I want to find some kinds of matrices for testing my code such as GMRES , MINRES and so on. But I can't find some testing matrices and corresponding preconditioner to verify my program.
I think there’s some confusion here. There’s no matrix and corresponding preconditioner. The latter are usually derived mechanically on the fly as the iterative scheme evolves unless you already have the matrix inverse, which would be the perfect preconditioner as you’d just apply the inverse and the iterative method would converge on its first step. The matrix may also be created from, say, timestep to timestep, and change as the code evolves. So, it may never be stored in a complete form either, just computed as needed.

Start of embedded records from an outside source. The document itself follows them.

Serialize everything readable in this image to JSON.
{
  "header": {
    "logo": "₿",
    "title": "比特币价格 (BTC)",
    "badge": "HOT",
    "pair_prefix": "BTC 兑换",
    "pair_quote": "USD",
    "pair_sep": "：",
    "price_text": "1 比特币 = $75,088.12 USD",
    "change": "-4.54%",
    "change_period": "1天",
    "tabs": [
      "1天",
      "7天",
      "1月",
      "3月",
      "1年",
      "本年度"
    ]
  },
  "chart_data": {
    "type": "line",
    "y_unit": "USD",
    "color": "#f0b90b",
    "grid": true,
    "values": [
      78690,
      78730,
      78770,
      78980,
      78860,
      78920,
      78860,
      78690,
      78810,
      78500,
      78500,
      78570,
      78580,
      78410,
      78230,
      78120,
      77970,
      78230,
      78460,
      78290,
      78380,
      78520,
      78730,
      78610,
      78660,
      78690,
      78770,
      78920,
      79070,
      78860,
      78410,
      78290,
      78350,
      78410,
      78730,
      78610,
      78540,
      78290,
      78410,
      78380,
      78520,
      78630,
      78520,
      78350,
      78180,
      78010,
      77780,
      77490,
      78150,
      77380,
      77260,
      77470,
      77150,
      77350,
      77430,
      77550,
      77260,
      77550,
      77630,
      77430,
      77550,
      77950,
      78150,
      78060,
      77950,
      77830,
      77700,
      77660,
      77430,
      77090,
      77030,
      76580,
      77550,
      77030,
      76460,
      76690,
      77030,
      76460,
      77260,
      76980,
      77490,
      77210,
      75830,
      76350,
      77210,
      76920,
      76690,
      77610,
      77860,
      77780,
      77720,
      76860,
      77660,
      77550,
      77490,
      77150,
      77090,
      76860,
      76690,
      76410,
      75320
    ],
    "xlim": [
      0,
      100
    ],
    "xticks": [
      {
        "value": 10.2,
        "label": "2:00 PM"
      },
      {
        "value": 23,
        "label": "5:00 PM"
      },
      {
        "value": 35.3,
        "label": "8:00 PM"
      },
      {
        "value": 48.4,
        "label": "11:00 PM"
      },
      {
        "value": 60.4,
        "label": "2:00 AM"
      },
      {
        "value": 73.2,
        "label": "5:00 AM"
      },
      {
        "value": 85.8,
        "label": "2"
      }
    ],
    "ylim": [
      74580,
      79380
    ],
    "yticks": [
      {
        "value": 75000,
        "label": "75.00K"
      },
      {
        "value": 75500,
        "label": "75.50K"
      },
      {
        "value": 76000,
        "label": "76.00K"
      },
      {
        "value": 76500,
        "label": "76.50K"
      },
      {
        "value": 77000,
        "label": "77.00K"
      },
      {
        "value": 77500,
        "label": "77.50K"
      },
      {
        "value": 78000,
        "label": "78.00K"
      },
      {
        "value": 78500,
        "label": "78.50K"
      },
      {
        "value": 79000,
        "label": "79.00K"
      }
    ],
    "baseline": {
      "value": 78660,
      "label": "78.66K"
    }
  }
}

In lots of methods where we have a step showing that we need the inverse of a matrix applied to an object, we often do not have the matrix fully formed, and so will never fully form it nor its inverse. We simply need to perform their actions on arbitrary vectors. As a result, the preconditioner will probably never be fully constructed in most production programs since, for big problems, the pieces of your matrix are scattered all over the memory of a large parallel computer.

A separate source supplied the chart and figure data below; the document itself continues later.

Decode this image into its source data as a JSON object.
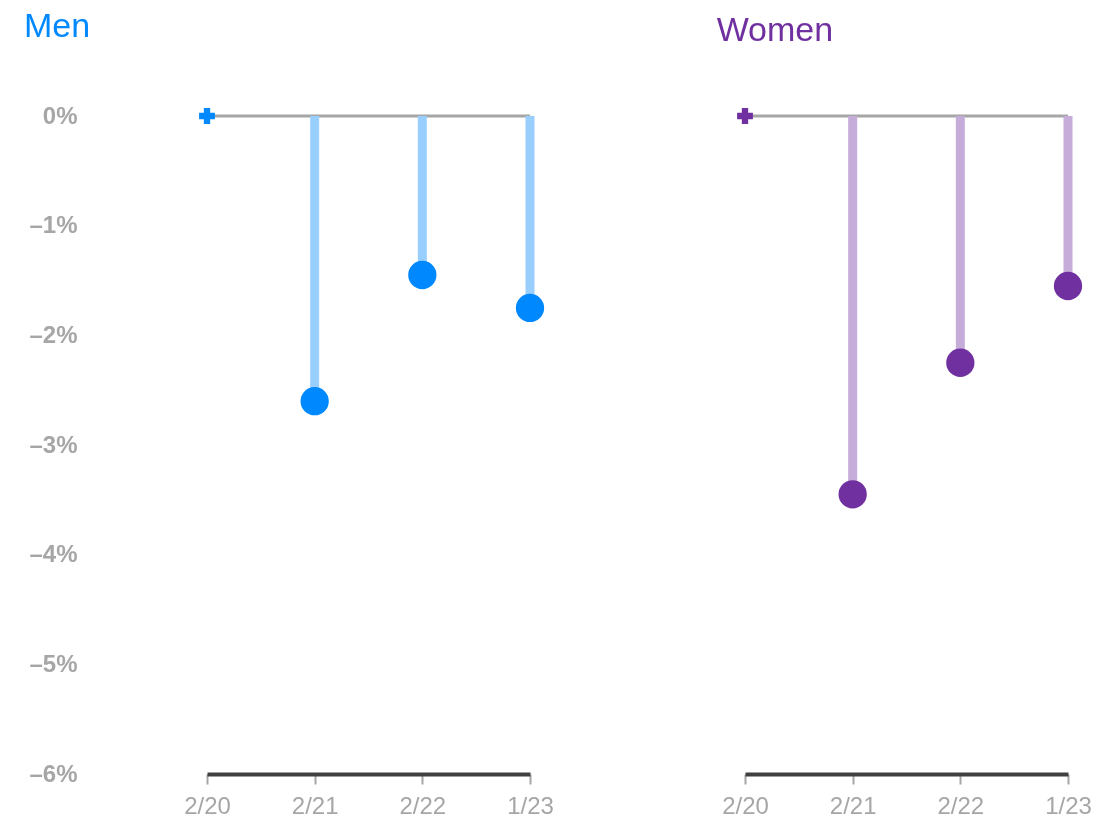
{
  "chart_data": [
    {
      "type": "lollipop",
      "title": "Men",
      "categories": [
        "2/20",
        "2/21",
        "2/22",
        "1/23"
      ],
      "series": [
        {
          "color": "#0088ff",
          "values": [
            0,
            -2.6,
            -1.45,
            -1.75
          ]
        }
      ],
      "ylim": [
        -6,
        0
      ],
      "yticks": [
        {
          "value": 0,
          "label": "0%"
        },
        {
          "value": -1,
          "label": "–1%"
        },
        {
          "value": -2,
          "label": "–2%"
        },
        {
          "value": -3,
          "label": "–3%"
        },
        {
          "value": -4,
          "label": "–4%"
        },
        {
          "value": -5,
          "label": "–5%"
        },
        {
          "value": -6,
          "label": "–6%"
        }
      ],
      "ref_lines": [
        {
          "axis": "y",
          "value": 0,
          "color": "#a6a6a6"
        }
      ]
    },
    {
      "type": "lollipop",
      "title": "Women",
      "categories": [
        "2/20",
        "2/21",
        "2/22",
        "1/23"
      ],
      "series": [
        {
          "color": "#7030a0",
          "values": [
            0,
            -3.45,
            -2.25,
            -1.55
          ]
        }
      ],
      "ylim": [
        -6,
        0
      ],
      "ref_lines": [
        {
          "axis": "y",
          "value": 0,
          "color": "#a6a6a6"
        }
      ],
      "tick_labels": "x"
    }
  ]
}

But don’t despair, there are libraries, as mentioned in other answers and comments that handle these issues, so you “just” have to adapt your code to their manner of representing matrices and vectors.
Generally, preconditioners are considered to be part of the solver, so they are not included in test matrix collections. In fact, preconditioners are rarely constructed as an explicit matrix, making it hard to include them in a programming-language-agnostic manner.

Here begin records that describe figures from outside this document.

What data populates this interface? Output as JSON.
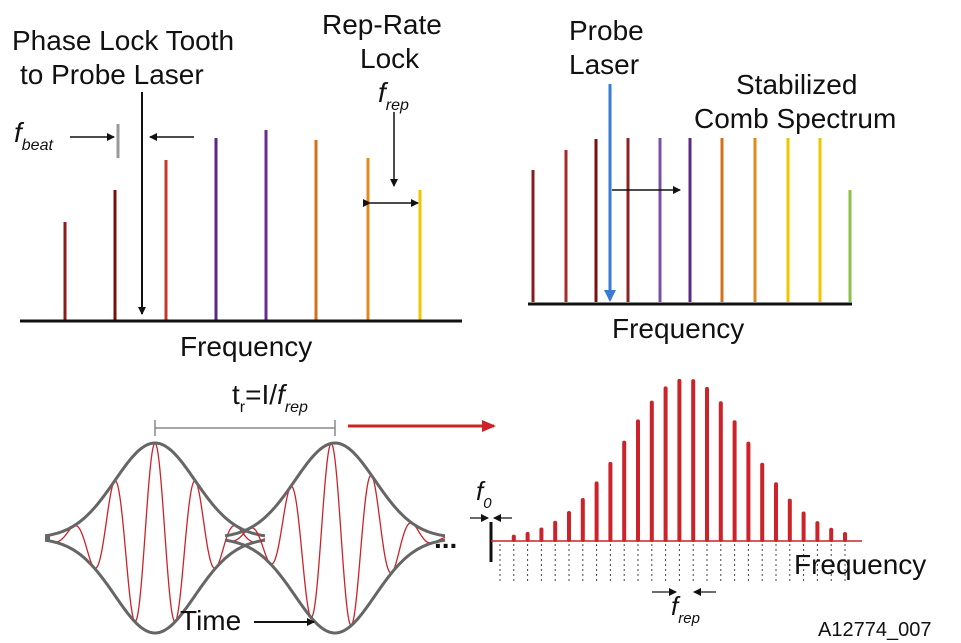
{
  "panel_a": {
    "title_line1": "Phase Lock Tooth",
    "title_line2": "to Probe Laser",
    "rep_rate_line1": "Rep-Rate",
    "rep_rate_line2": "Lock",
    "frep_symbol": "f",
    "frep_sub": "rep",
    "fbeat_symbol": "f",
    "fbeat_sub": "beat",
    "axis_label": "Frequency",
    "comb_colors": [
      "#8b1c1c",
      "#7a0f0f",
      "#c0392b",
      "#5b2a86",
      "#6a2c91",
      "#d4701c",
      "#e08a1e",
      "#f2c500"
    ]
  },
  "panel_b": {
    "probe_line1": "Probe",
    "probe_line2": "Laser",
    "title_line1": "Stabilized",
    "title_line2": "Comb Spectrum",
    "axis_label": "Frequency",
    "probe_color": "#3a7bd5",
    "comb_colors": [
      "#8b1c1c",
      "#a52a2a",
      "#7a0f0f",
      "#8b2323",
      "#7b4fa8",
      "#5b2a86",
      "#d4701c",
      "#e08a1e",
      "#f2c500",
      "#f2c500",
      "#8bc34a"
    ]
  },
  "panel_c": {
    "tr_symbol": "t",
    "tr_sub": "r",
    "tr_mid": "=I/",
    "tr_f": "f",
    "tr_rep": "rep",
    "time_label": "Time",
    "ellipsis": "...",
    "f0_symbol": "f",
    "f0_sub": "0",
    "freq_label": "Frequency",
    "frep_symbol": "f",
    "frep_sub": "rep",
    "figure_id": "A12774_007",
    "arrow_color": "#cc2229",
    "envelope_color": "#666666",
    "carrier_color": "#cc2229"
  }
}
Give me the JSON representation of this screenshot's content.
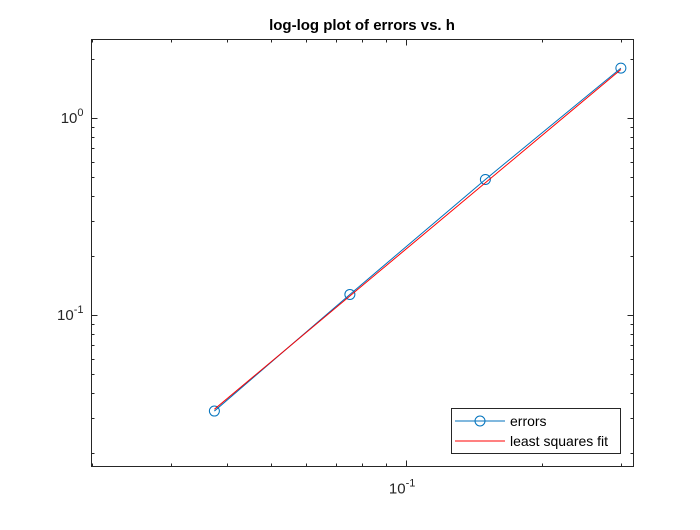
{
  "chart_data": {
    "type": "line",
    "title": "log-log plot of errors vs. h",
    "xlabel": "",
    "ylabel": "",
    "xscale": "log",
    "yscale": "log",
    "xlim": [
      0.02,
      0.32
    ],
    "ylim": [
      0.017,
      2.5
    ],
    "grid": false,
    "legend_position": "bottom-right",
    "x_ticks": [
      {
        "value": 0.1,
        "base": "10",
        "exp": "-1"
      }
    ],
    "y_ticks": [
      {
        "value": 0.1,
        "base": "10",
        "exp": "-1"
      },
      {
        "value": 1,
        "base": "10",
        "exp": "0"
      }
    ],
    "series": [
      {
        "name": "errors",
        "color": "#0072BD",
        "marker": "circle",
        "x": [
          0.0375,
          0.075,
          0.15,
          0.3
        ],
        "y": [
          0.0325,
          0.127,
          0.487,
          1.79
        ]
      },
      {
        "name": "least squares fit",
        "color": "#FF0000",
        "marker": "none",
        "x": [
          0.0375,
          0.3
        ],
        "y": [
          0.0332,
          1.76
        ]
      }
    ]
  }
}
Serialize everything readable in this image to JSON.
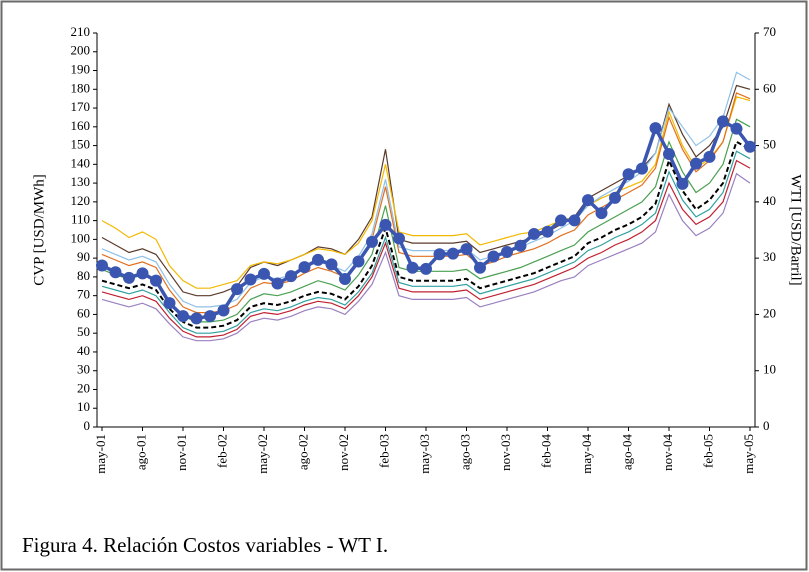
{
  "chart_data": {
    "type": "line",
    "caption": "Figura 4. Relación Costos variables - WT I.",
    "y_label": "CVP [USD/MWh]",
    "y2_label": "WTI [USD/Barril]",
    "categories": [
      "may-01",
      null,
      null,
      "ago-01",
      null,
      null,
      "nov-01",
      null,
      null,
      "feb-02",
      null,
      null,
      "may-02",
      null,
      null,
      "ago-02",
      null,
      null,
      "nov-02",
      null,
      null,
      "feb-03",
      null,
      null,
      "may-03",
      null,
      null,
      "ago-03",
      null,
      null,
      "nov-03",
      null,
      null,
      "feb-04",
      null,
      null,
      "may-04",
      null,
      null,
      "ago-04",
      null,
      null,
      "nov-04",
      null,
      null,
      "feb-05",
      null,
      null,
      "may-05"
    ],
    "ylim": [
      0,
      210
    ],
    "yticks": [
      0,
      10,
      20,
      30,
      40,
      50,
      60,
      70,
      80,
      90,
      100,
      110,
      120,
      130,
      140,
      150,
      160,
      170,
      180,
      190,
      200,
      210
    ],
    "y2lim": [
      0,
      70
    ],
    "y2ticks": [
      0,
      10,
      20,
      30,
      40,
      50,
      60,
      70
    ],
    "series": [
      {
        "color": "#5a3a2a",
        "values": [
          101,
          97,
          93,
          95,
          92,
          82,
          72,
          70,
          70,
          72,
          75,
          85,
          88,
          86,
          89,
          92,
          96,
          95,
          92,
          100,
          112,
          148,
          100,
          98,
          98,
          98,
          98,
          99,
          93,
          95,
          97,
          99,
          101,
          104,
          108,
          112,
          122,
          126,
          130,
          134,
          138,
          146,
          172,
          156,
          144,
          150,
          160,
          182,
          180
        ]
      },
      {
        "color": "#f2b800",
        "values": [
          110,
          106,
          101,
          104,
          100,
          86,
          78,
          74,
          74,
          76,
          78,
          86,
          88,
          87,
          89,
          92,
          95,
          94,
          92,
          98,
          110,
          140,
          104,
          102,
          102,
          102,
          102,
          103,
          97,
          99,
          101,
          103,
          104,
          107,
          110,
          112,
          118,
          122,
          125,
          128,
          131,
          140,
          168,
          150,
          138,
          143,
          152,
          176,
          174
        ]
      },
      {
        "color": "#8fc0e8",
        "values": [
          95,
          92,
          89,
          91,
          88,
          76,
          67,
          64,
          64,
          65,
          68,
          77,
          80,
          79,
          81,
          85,
          88,
          86,
          83,
          91,
          103,
          132,
          96,
          94,
          94,
          94,
          94,
          95,
          89,
          91,
          94,
          96,
          99,
          102,
          106,
          110,
          118,
          123,
          127,
          131,
          136,
          146,
          170,
          160,
          150,
          155,
          165,
          189,
          185
        ]
      },
      {
        "color": "#e07020",
        "values": [
          92,
          89,
          86,
          88,
          85,
          73,
          64,
          61,
          61,
          62,
          65,
          74,
          77,
          76,
          78,
          82,
          85,
          83,
          80,
          88,
          100,
          128,
          93,
          91,
          91,
          91,
          91,
          92,
          86,
          88,
          91,
          93,
          95,
          98,
          102,
          105,
          113,
          117,
          121,
          125,
          129,
          138,
          165,
          148,
          136,
          142,
          152,
          178,
          175
        ]
      },
      {
        "color": "#4aa050",
        "values": [
          84,
          81,
          79,
          81,
          78,
          67,
          59,
          56,
          56,
          57,
          60,
          68,
          71,
          70,
          72,
          75,
          78,
          76,
          73,
          81,
          92,
          118,
          85,
          83,
          83,
          83,
          83,
          84,
          79,
          81,
          83,
          85,
          88,
          91,
          94,
          97,
          104,
          108,
          112,
          116,
          120,
          128,
          152,
          136,
          125,
          130,
          140,
          164,
          160
        ]
      },
      {
        "color": "#000000",
        "dashed": true,
        "values": [
          78,
          76,
          74,
          76,
          73,
          63,
          56,
          53,
          53,
          54,
          57,
          64,
          66,
          65,
          67,
          70,
          72,
          71,
          68,
          75,
          86,
          106,
          80,
          78,
          78,
          78,
          78,
          79,
          74,
          76,
          78,
          80,
          82,
          85,
          88,
          91,
          98,
          101,
          105,
          108,
          112,
          119,
          142,
          126,
          116,
          121,
          130,
          152,
          148
        ]
      },
      {
        "color": "#30a0a0",
        "values": [
          75,
          73,
          71,
          73,
          70,
          61,
          53,
          50,
          50,
          51,
          54,
          61,
          63,
          62,
          64,
          67,
          69,
          68,
          65,
          72,
          82,
          101,
          77,
          75,
          75,
          75,
          75,
          76,
          71,
          73,
          75,
          77,
          79,
          82,
          85,
          88,
          94,
          97,
          101,
          104,
          108,
          114,
          136,
          121,
          112,
          116,
          125,
          147,
          143
        ]
      },
      {
        "color": "#c02030",
        "values": [
          72,
          70,
          68,
          70,
          67,
          58,
          51,
          48,
          48,
          49,
          52,
          59,
          61,
          60,
          62,
          65,
          67,
          66,
          63,
          70,
          80,
          98,
          74,
          72,
          72,
          72,
          72,
          73,
          68,
          70,
          72,
          74,
          76,
          79,
          82,
          85,
          90,
          93,
          97,
          100,
          104,
          110,
          130,
          116,
          108,
          112,
          120,
          142,
          138
        ]
      },
      {
        "color": "#9a80c0",
        "values": [
          68,
          66,
          64,
          66,
          63,
          55,
          48,
          46,
          46,
          47,
          50,
          56,
          58,
          57,
          59,
          62,
          64,
          63,
          60,
          67,
          76,
          93,
          70,
          68,
          68,
          68,
          68,
          69,
          64,
          66,
          68,
          70,
          72,
          75,
          78,
          80,
          86,
          89,
          92,
          95,
          98,
          104,
          124,
          110,
          102,
          106,
          114,
          135,
          130
        ]
      },
      {
        "color": "#3a56b0",
        "axis": "y2",
        "markers": true,
        "values": [
          28.7,
          27.5,
          26.5,
          27.3,
          26,
          22,
          19.7,
          19.3,
          19.7,
          20.7,
          24.5,
          26.2,
          27.2,
          25.5,
          26.8,
          28.4,
          29.7,
          28.9,
          26.3,
          29.4,
          32.9,
          35.9,
          33.5,
          28.3,
          28.1,
          30.7,
          30.8,
          31.6,
          28.3,
          30.3,
          31.1,
          32.2,
          34.3,
          34.7,
          36.7,
          36.7,
          40.3,
          38,
          40.7,
          44.9,
          45.9,
          53.1,
          48.5,
          43.2,
          46.8,
          48,
          54.3,
          53,
          49.8
        ]
      }
    ]
  }
}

If you're using an existing sparse linear algebra framework or a language like MATLAB or Julia, there should be plenty of preconditioners already implemented. Otherwise, there are a number that are easy to implement.
- The identity matrix - doesn't help convergence, but trivial to implement and helpful for checking correctness
- A scaler Jacobi preconditioner - just the matrix diagonal
- A block Jacobi preconditioner - diagonal blocks of the matrix (requires solving small linear systems at each step)
- Incomplete LU/Cholesky - A bit more involved, but still relatively straightforward to implement in it's most basic form.
As a final side note, I think the SuiteSparse collection has all of the matrices from MatrixMarket plus many more.